In this blog series to commemorate National Mentoring Month, we are celebrating some of our incredible mentors in the Data Science for All program.
Elyse Kadokurais a Senior Data Scientist at Starbucks, and a mentor forDS4A / Empowerment. She answered a few questions for us about her experience, career advice and creating more inclusive workplaces.
Tell us about a pivotal moment in your career: what was the backdrop, what did you do, what did you learn?
When I was in grad school for epidemiology I felt out of place because everyone else in my cohort was passionate about a specific disease, but I couldn’t find one that sparked my interest. During a summer internship, I had to learn a new programming language for an analysis, and I loved digging deeper into the methodology and the code. I realized that my passion was learning about different models and programming languages. I started incorporating data science methods into my epi work which led me to where I am today.
Who were your mentors and role models when you were starting out? What’s the best professional advice you received?
I’ve been immensely fortunate to have amazing mentors at Starbucks. My current boss is also a former epidemiologist turned data scientist, and she made me feel comfortable by sharing her knowledge about changing industries and professions. I used to be afraid to talk because I was terrified that people would think I wasn’t smart. She always told me to trust my instincts and if something doesn’t feel right or you’re confused about something, chances are other people feel the same way. Over time, my confidence has grown and I learn much more when I speak rather than staying silent. I’ve also been able to form stronger relationships with my peers and stakeholders. Always know that your voice is as important as everyone else’s in the room regardless if you’re new to a job/industry.
What have you gained from mentoring and coaching - both professionally and personally? Did anything surprise you when you started mentoring?
When I first became interested in switching from the public to the private sector, I started networking at different data science meetup groups and on LinkedIn. I talked to a lot of people who made the same transition and am forever grateful that they took the time to advise me. Now, I prioritize helping people in the same way. Professionally, we all gain when we work on teams with diverse backgrounds. There’s more thought sharing and innovation. If everyone thinks the same way, you open yourself up to massive blind spots. I am blown away by how much my mentees are accomplishing. Going to grad school while working a full-time job while doing this bootcamp. I never could have done so much at that point in my career. They inspire me and remind me why I became a data scientist in the first place.

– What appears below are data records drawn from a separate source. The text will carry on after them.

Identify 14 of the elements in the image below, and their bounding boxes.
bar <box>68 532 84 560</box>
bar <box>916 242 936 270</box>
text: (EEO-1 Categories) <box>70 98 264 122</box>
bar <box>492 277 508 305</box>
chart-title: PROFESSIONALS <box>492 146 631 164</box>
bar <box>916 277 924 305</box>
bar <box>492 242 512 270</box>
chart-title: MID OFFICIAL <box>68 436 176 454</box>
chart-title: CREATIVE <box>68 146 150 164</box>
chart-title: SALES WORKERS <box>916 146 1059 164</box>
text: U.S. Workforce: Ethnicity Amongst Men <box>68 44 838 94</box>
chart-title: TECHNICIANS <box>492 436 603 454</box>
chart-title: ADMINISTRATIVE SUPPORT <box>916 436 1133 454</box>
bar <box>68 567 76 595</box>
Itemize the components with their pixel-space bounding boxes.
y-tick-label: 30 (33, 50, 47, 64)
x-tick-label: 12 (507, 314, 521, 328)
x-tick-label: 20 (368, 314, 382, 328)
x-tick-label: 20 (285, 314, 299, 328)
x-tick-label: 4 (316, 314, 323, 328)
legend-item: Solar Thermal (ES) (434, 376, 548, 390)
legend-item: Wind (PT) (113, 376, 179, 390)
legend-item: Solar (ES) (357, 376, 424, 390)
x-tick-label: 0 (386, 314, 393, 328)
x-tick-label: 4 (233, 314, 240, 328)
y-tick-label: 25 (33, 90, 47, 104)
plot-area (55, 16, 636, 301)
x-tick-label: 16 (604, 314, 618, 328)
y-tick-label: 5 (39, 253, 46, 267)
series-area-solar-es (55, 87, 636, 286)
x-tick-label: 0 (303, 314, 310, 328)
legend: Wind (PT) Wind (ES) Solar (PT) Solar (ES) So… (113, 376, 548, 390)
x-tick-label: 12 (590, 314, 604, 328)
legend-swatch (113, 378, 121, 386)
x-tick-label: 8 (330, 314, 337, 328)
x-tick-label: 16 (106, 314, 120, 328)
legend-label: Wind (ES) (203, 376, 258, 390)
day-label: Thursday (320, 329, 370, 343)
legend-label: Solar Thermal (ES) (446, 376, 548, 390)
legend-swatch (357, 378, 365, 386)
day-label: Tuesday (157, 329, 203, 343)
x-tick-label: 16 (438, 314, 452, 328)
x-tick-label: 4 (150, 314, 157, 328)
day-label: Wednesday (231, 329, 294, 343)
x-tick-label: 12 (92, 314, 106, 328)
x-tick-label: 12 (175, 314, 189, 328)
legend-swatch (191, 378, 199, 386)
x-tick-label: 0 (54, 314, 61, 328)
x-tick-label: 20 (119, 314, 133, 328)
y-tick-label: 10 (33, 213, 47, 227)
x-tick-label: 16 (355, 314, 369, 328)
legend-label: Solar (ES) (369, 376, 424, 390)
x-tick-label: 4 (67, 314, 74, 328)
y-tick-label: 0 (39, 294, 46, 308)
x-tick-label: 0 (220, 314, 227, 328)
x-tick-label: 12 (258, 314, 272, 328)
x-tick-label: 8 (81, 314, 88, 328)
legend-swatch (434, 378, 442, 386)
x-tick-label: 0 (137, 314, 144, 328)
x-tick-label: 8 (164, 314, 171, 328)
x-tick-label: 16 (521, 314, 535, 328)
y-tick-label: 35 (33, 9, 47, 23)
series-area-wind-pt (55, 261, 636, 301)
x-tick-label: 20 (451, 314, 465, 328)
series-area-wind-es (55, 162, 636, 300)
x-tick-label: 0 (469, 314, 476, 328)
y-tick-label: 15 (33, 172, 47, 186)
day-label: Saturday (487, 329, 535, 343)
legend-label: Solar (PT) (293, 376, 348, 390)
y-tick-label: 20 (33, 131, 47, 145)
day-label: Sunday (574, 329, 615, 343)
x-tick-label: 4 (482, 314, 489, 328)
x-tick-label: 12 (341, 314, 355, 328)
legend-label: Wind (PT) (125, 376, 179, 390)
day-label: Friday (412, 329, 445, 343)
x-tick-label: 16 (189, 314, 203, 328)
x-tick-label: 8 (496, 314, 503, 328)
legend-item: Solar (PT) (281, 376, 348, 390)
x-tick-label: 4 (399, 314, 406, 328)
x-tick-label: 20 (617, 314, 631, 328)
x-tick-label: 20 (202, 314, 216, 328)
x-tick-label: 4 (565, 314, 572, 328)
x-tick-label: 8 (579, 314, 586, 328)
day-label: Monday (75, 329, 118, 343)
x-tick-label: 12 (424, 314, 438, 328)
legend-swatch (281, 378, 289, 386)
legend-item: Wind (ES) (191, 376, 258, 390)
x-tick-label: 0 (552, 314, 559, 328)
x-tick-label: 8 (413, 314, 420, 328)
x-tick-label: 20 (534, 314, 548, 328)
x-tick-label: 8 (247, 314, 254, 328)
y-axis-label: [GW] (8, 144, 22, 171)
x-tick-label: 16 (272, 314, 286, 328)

Can you give us an example of how data skills are increasingly needed in your role and business?
There are a ton of intricacies that go into selling coffee at the scale that we do, and almost all of the decisions that we make can and should be data-driven. Some examples are:How can we forecast sales for a new store to plan for space and equipment needs? How do we make personalized product recommendations to customers? How do we automate supply chain ordering?These are all questions our data science teams are working to answer.
You’ll be mentoring a group of Fellows in our inaugural cohort in the Data Science for All/ Empowerment program, an initiative to create equal opportunities to access the data-driven jobs of tomorrow. What can individuals and organizations do to help create more diverse and inclusive workplaces?
Diversity at all levels is important but inclusion is the other half. If people don’t feel like they can be their authentic selves at work they won’t stay, so building that sense of belonging is also crucial. I’m part of a group of hard-working volunteers who are implementing I&D initiatives within our department. Some of the things we’re doing include building a mentorship program, hosting virtual volunteer events, setting up connects to get to get to know new coworkers, evaluating our hiring practices, bringing in facilitated bias workshops, and there’s a lot more. For organizations, please recognize and reward the people who are doing this work whether it’s factoring it into their performance review or tying it to compensation. Also, provide funding for trainings, additional headcount, speakers, etc. While verbally making a commitment to improving I&D is important, so is providing the resources to make it possible.